Samsung Electronics Vice Chairman, Jay Y. Lee, arrives at a court in Seoul, South Korea. Source: Reuters

A brief guide to possible picks for Samsung’s next CEO

SAMSUNG might be dominating the market in the smartphone and memory industry, but the multi-billion-dollar conglomerate is still in dire need of new leadership.

A recent report from The Investor stated that Samsung Electronics would likely announce an official reshuffle of its top brass after its upcoming earnings call, which is scheduled for October 31.

Samsung utilizes a three-CEO system, with one top executive in charge of each major branch of the tech giant’s most profitable businesses. Unfortunately for Samsung, each of its top CEOs has, for one reason or another, been sidelined.

Samsung Chairman Lee Kun-hee is currently hospitalized; co-vice chairman Jay Y. Lee is behind bars and more recently, co-vice chairman Kwon Oh-hyun also announced he is officially stepping down.

Why is Kwon, the only viable alternative stepping down though? He said the company needed “young leadership” from this point forward, meaning it was time for aged veterans such as himself to make way for the new.

Considering that Samsung traditionally promotes employees from within the ranks of the company itself, Bloomberg Business has provided a list of executives that would most likely take the helm of South Korea’s biggest and most lucrative conglomerate.

Kim Ki-nam

Kim Ki-Nam speaks at Samsung’s 2017 Foundry Forum. Source: Samsung

Kim has helmed Samsung’s semiconductor business since 2014. Considering the fact that his division makes the most money for the conglomerate right now, there is a pretty good chance that the 59-year-old executive might be given the privilege of leading Samsung as it enters yet another era.

Kim is a favorite among analysts, mainly due to the success of Samsung’s chip-making business and the fact that he worked closely with the outgoing Kwon during the most progressive years of Samsung’s semiconductor division. Kim also fits the mold of Samsung’s leaders, having been employed by the company since 1981.

Shin Jong-kyun

Shin CEO and President of Samsung’s mobile and networking division. Source: Samsung Newsroom/Flickr

While Kim Ki-nam might hold the division with the biggest profits, Shin is the man behind what could only be Samsung’s most recognizable products – the Galaxy line of devices.

The 61-year-old Shin has been the president and CEO of Samsung’s mobile and networking businesses since 2012. During that time, the South Korean tech giant, through Shin’s smartphone brainchild, has dominated the industry, overtaking Apple and veterans such as Nokia and Sony in the mobile game.  

Yoon Boo-keun

Yoon, president of Samsung’s consumer appliances division. Source: Samsung Newsroom/Flickr

Yoon currently leads Samsung’s consumer appliances division, which develops and manufactures the South Korean tech giant’s lineup of appliances from 4K TVs to smart refrigerators.
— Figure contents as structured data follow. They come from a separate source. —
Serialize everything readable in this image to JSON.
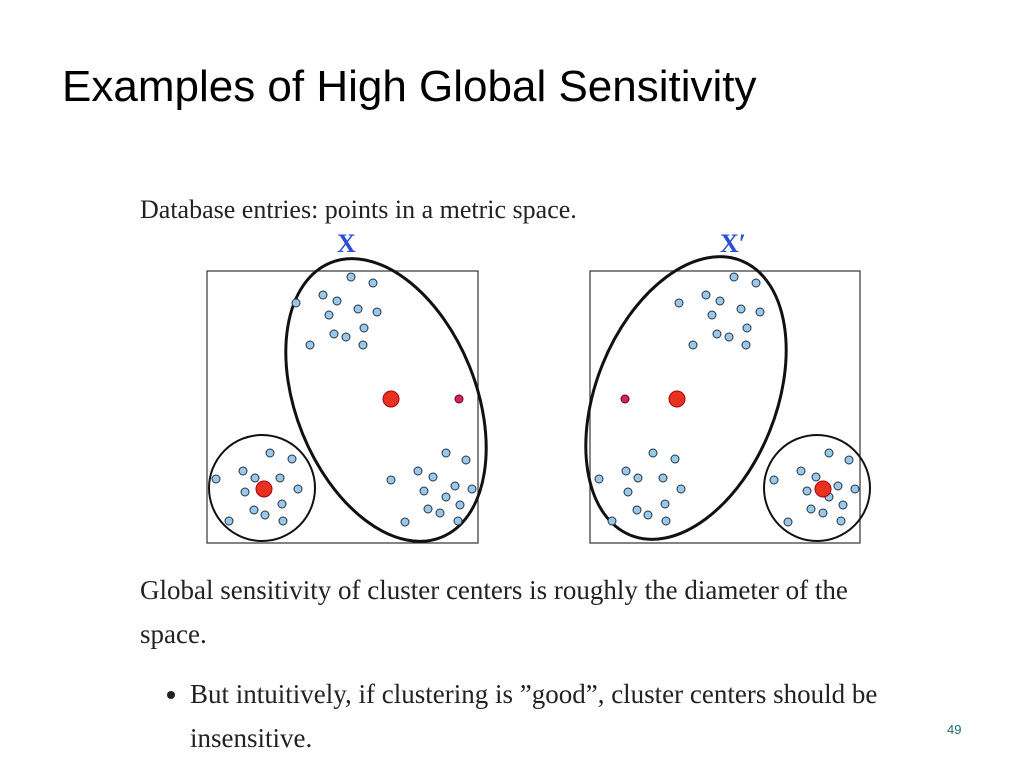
{
  "title": "Examples of High Global Sensitivity",
  "intro": "Database entries: points in a metric space.",
  "diagram": {
    "left_label": "X",
    "right_label": "X′"
  },
  "paragraph": "Global sensitivity of cluster centers is roughly the diameter of the space.",
  "bullets": [
    "But intuitively, if clustering is ”good”, cluster centers should be insensitive."
  ],
  "page_number": "49"
}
While Yoon also runs a successful major division of Samsung, however, his branch is also the one that earns the least amount of money.
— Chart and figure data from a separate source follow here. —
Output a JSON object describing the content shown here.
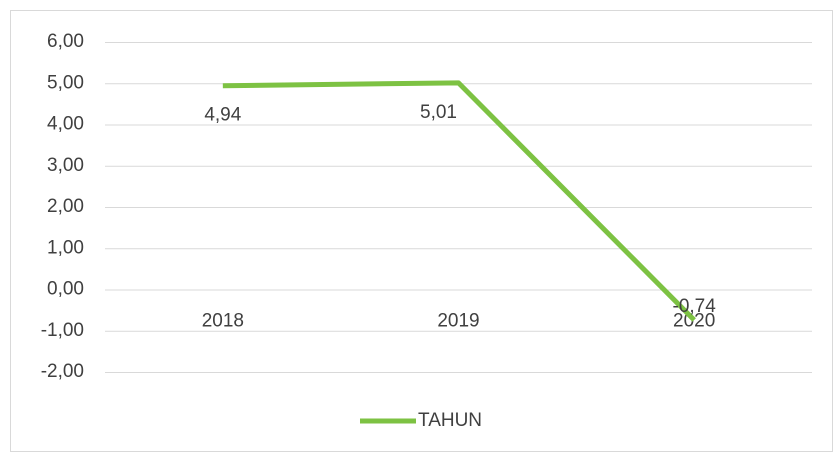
{
  "chart_data": {
    "type": "line",
    "categories": [
      "2018",
      "2019",
      "2020"
    ],
    "series": [
      {
        "name": "TAHUN",
        "color": "#7dc243",
        "values": [
          4.94,
          5.01,
          -0.74
        ],
        "value_labels": [
          "4,94",
          "5,01",
          "-0,74"
        ]
      }
    ],
    "ylim": [
      -2,
      6
    ],
    "yticks": [
      {
        "value": -2,
        "label": "-2,00"
      },
      {
        "value": -1,
        "label": "-1,00"
      },
      {
        "value": 0,
        "label": "0,00"
      },
      {
        "value": 1,
        "label": "1,00"
      },
      {
        "value": 2,
        "label": "2,00"
      },
      {
        "value": 3,
        "label": "3,00"
      },
      {
        "value": 4,
        "label": "4,00"
      },
      {
        "value": 5,
        "label": "5,00"
      },
      {
        "value": 6,
        "label": "6,00"
      }
    ],
    "grid": true,
    "legend": "bottom"
  }
}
Apart from this, Yoon is also 64-years-old, making him just a year shy of the outgoing Kwon’s age. With all these factors in mind, there is a pretty slim chance that Yoon could rise to be Samsung’s next CEO.

Lee Boo-jin

Lee, president and chief executive of Hotel Shilla, attends an opening ceremony of Shilla IPark Duty Free shop in Seoul, South Korea. Source: Reuters

Lee is the wild card on this list, primarily since the 47-year-old executive doesn’t really work for Samsung, per se. She does, however, have something that the other possible CEO candidates do not have: blood ties to Samsung’s founding family.

She does have some managerial experience, having led the successful Hotel Shilla Co. for the past few years. Those familiar with Lee’s business style have remarked that she takes after her father, Samsung Chairman Lee Kun-hee, with her charismatic and assertive style.

While Lee has the potential to push Samsung into its next generation, however, the tech conglomerate might risk some public outcry if it puts the 47-year-old executive on top of one of South Korea’s most important “chaebols” (family-owned conglomerates) at this point.

In fact, Lee’s connection to the family might be more of a curse than a blessing. Samsung has already been accused of giving too much control to its founding family. Lee’s brother, Jay, is currently in a PR nightmare as he continues to serve time in prison after he was indicted for corruption. 

Will Samsung play it safe and promote one of its tried-and-tested leaders, or will it take the plunge and do something unorthodox and controversial? The tech giant’s upcoming earnings call this Oct 31 will likely hold the answer.